Nach einem Treffen mit dem türkischen Außenminister Ahmet Davutoglu in Ankara lehnte al Haschemi eine Stellungnahme zu dem Urteilsspruch ab, kündigte aber an, „dieses Problem in einer Erklärung anzugehen“. Den Prozess hatte er in der Vergangenheit wiederholt als politisch motivierten Feldzug der von Schiiten kontrollierten Regierung in Bagdad kritisiert. Sollte er in seine Heimat zurückkehren, könnte der Fall nach irakischem Recht neu verhandelt werden. Die beiden in Abwesenheit verurteilten Männer haben 30 Tage Zeit, um Berufung einzulegen.
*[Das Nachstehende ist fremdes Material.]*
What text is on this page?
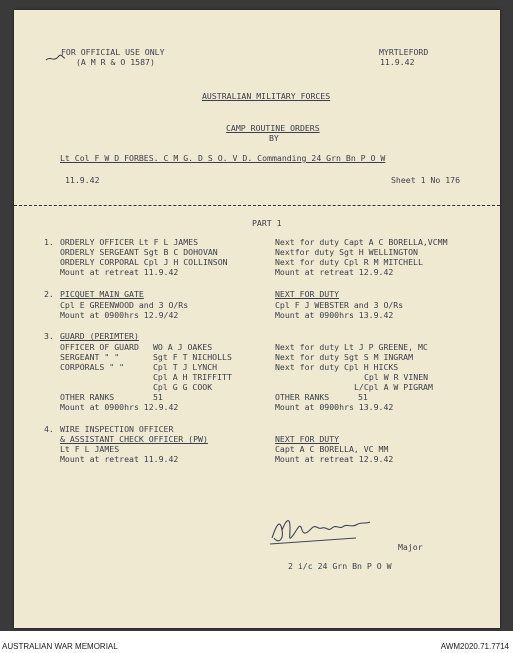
FOR OFFICIAL USE ONLY
(A M R & O 1587)
MYRTLEFORD
11.9.42
AUSTRALIAN MILITARY FORCES
CAMP ROUTINE ORDERS
BY
Lt Col F W D FORBES. C M G. D S O. V D. Commanding 24 Grn Bn P O W
11.9.42	Sheet 1 No 176
PART 1
1. ORDERLY OFFICER Lt F L JAMES	Next for duty Capt A C BORELLA,VCMM
ORDERLY SERGEANT Sgt B C DOHOVAN	Nextfor duty Sgt H WELLINGTON
ORDERLY CORPORAL Cpl J H COLLINSON	Next for duty Cpl R M MITCHELL
Mount at retreat 11.9.42	Mount at retreat 12.9.42
2. PICQUET MAIN GATE	NEXT FOR DUTY
Cpl E GREENWOOD and 3 O/Rs	Cpl F J WEBSTER and 3 O/Rs
Mount at 0900hrs 12.9/42	Mount at 0900hrs 13.9.42
3. GUARD (PERIMTER)
OFFICER OF GUARD WO A J OAKES	Next for duty Lt J P GREENE, MC
SERGEANT " "	Sgt F T NICHOLLS	Next for duty Sgt S M INGRAM
CORPORALS " "	Cpl T J LYNCH	Next for duty Cpl H HICKS
Cpl A H TRIFFITT	Cpl W R VINEN
Cpl G G COOK	L/Cpl A W PIGRAM
OTHER RANKS	51	OTHER RANKS	51
Mount at 0900hrs 12.9.42	Mount at 0900hrs 13.9.42
4. WIRE INSPECTION OFFICER
& ASSISTANT CHECK OFFICER (PW)	NEXT FOR DUTY
Lt F L JAMES	Capt A C BORELLA, VC MM
Mount at retreat 11.9.42	Mount at retreat 12.9.42
Major
2 i/c 24 Grn Bn P O W
AUSTRALIAN WAR MEMORIAL	AWM2020.71.7714
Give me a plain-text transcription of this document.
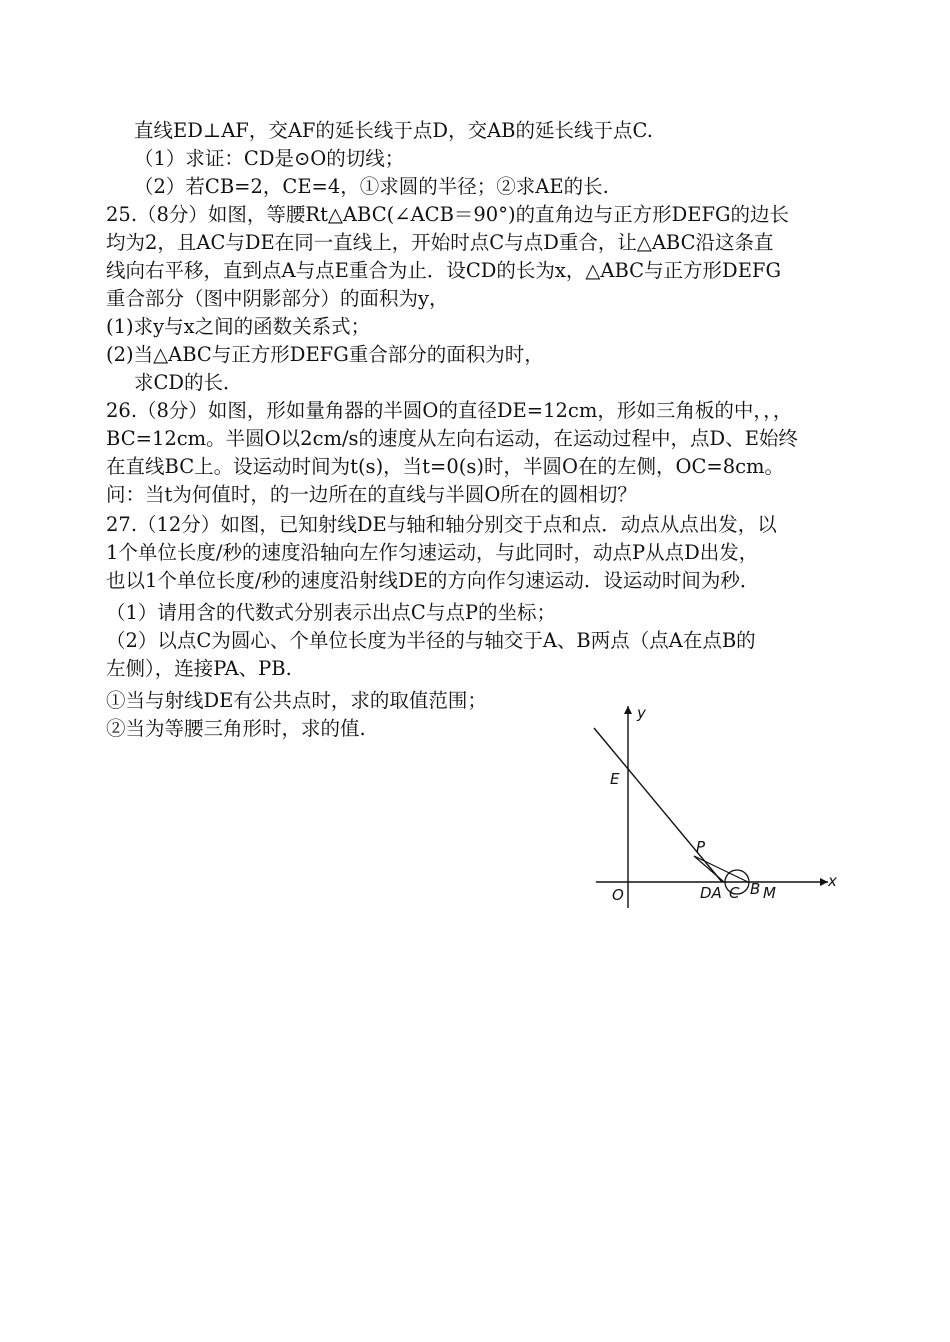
直线ED⊥AF，交AF的延长线于点D，交AB的延长线于点C.
（1）求证：CD是⊙O的切线；
（2）若CB=2，CE=4，①求圆的半径；②求AE的长.
25.（8分）如图，等腰Rt△ABC(∠ACB＝90°)的直角边与正方形DEFG的边长
均为2，且AC与DE在同一直线上，开始时点C与点D重合，让△ABC沿这条直
线向右平移，直到点A与点E重合为止．设CD的长为x，△ABC与正方形DEFG
重合部分（图中阴影部分）的面积为y，
(1)求y与x之间的函数关系式；
(2)当△ABC与正方形DEFG重合部分的面积为时，
求CD的长．
26.（8分）如图，形如量角器的半圆O的直径DE=12cm，形如三角板的中，，，
BC=12cm。半圆O以2cm/s的速度从左向右运动，在运动过程中，点D、E始终
在直线BC上。设运动时间为t(s)，当t=0(s)时，半圆O在的左侧，OC=8cm。
问：当t为何值时，的一边所在的直线与半圆O所在的圆相切？
27.（12分）如图，已知射线DE与轴和轴分别交于点和点．动点从点出发，以
1个单位长度/秒的速度沿轴向左作匀速运动，与此同时，动点P从点D出发，
也以1个单位长度/秒的速度沿射线DE的方向作匀速运动．设运动时间为秒．
（1）请用含的代数式分别表示出点C与点P的坐标；
（2）以点C为圆心、个单位长度为半径的与轴交于A、B两点（点A在点B的
左侧），连接PA、PB.
①当与射线DE有公共点时，求的取值范围；
②当为等腰三角形时，求的值.
y
x
E
P
O	DA C B M
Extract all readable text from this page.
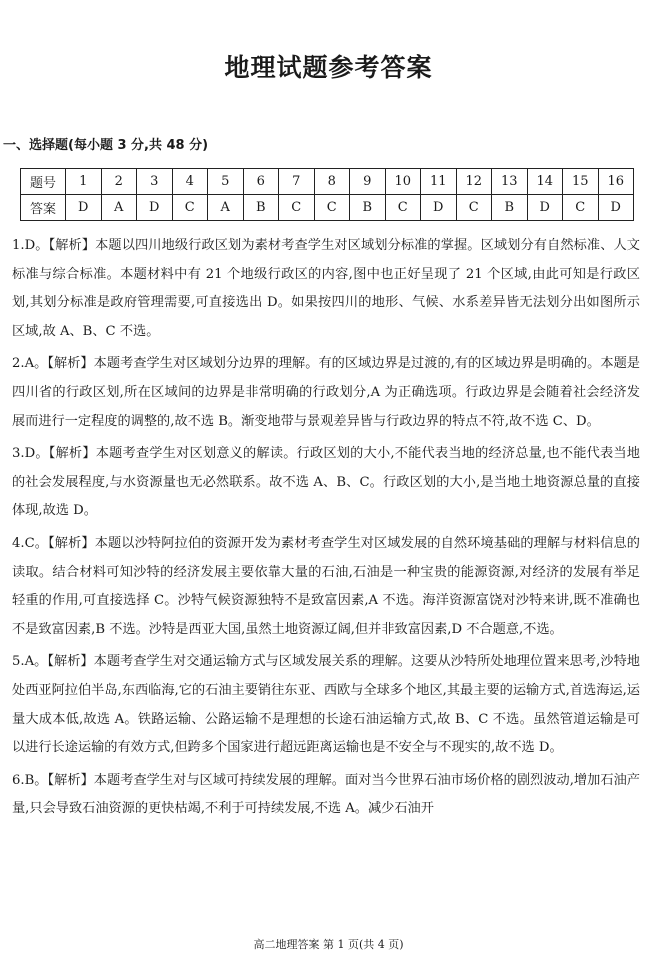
地理试题参考答案
一、选择题(每小题 3 分,共 48 分)
题号	1	2	3	4	5	6	7	8	9	10	11	12	13	14	15	16
答案	D	A	D	C	A	B	C	C	B	C	D	C	B	D	C	D

1.D。【解析】本题以四川地级行政区划为素材考查学生对区域划分标准的掌握。区域划分有自然标准、人文标准与综合标准。本题材料中有 21 个地级行政区的内容,图中也正好呈现了 21 个区域,由此可知是行政区划,其划分标准是政府管理需要,可直接选出 D。如果按四川的地形、气候、水系差异皆无法划分出如图所示区域,故 A、B、C 不选。

2.A。【解析】本题考查学生对区域划分边界的理解。有的区域边界是过渡的,有的区域边界是明确的。本题是四川省的行政区划,所在区域间的边界是非常明确的行政划分,A 为正确选项。行政边界是会随着社会经济发展而进行一定程度的调整的,故不选 B。渐变地带与景观差异皆与行政边界的特点不符,故不选 C、D。

3.D。【解析】本题考查学生对区划意义的解读。行政区划的大小,不能代表当地的经济总量,也不能代表当地的社会发展程度,与水资源量也无必然联系。故不选 A、B、C。行政区划的大小,是当地土地资源总量的直接体现,故选 D。

4.C。【解析】本题以沙特阿拉伯的资源开发为素材考查学生对区域发展的自然环境基础的理解与材料信息的读取。结合材料可知沙特的经济发展主要依靠大量的石油,石油是一种宝贵的能源资源,对经济的发展有举足轻重的作用,可直接选择 C。沙特气候资源独特不是致富因素,A 不选。海洋资源富饶对沙特来讲,既不准确也不是致富因素,B 不选。沙特是西亚大国,虽然土地资源辽阔,但并非致富因素,D 不合题意,不选。

5.A。【解析】本题考查学生对交通运输方式与区域发展关系的理解。这要从沙特所处地理位置来思考,沙特地处西亚阿拉伯半岛,东西临海,它的石油主要销往东亚、西欧与全球多个地区,其最主要的运输方式,首选海运,运量大成本低,故选 A。铁路运输、公路运输不是理想的长途石油运输方式,故 B、C 不选。虽然管道运输是可以进行长途运输的有效方式,但跨多个国家进行超远距离运输也是不安全与不现实的,故不选 D。

6.B。【解析】本题考查学生对与区域可持续发展的理解。面对当今世界石油市场价格的剧烈波动,增加石油产量,只会导致石油资源的更快枯竭,不利于可持续发展,不选 A。减少石油开

高二地理答案 第 1 页(共 4 页)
Die Vorwürfe gegen al Haschemi haben die ohnehin bestehenden Spannungen zwischen Sunniten und Kurden einerseits und den politisch dominierenden Schiiten andererseits verschärft. Kritiker werfen dem schiitischen Ministerpräsidenten Nuri al-Maliki vor, er strebe ein Machtmonopol an. Die irakische Regierung, deren Zusammensetzung nach Anteilen der sunnitischen, kurdischen und schiitischen Bevölkerung austariert ist, ist politisch nahezu gelähmt.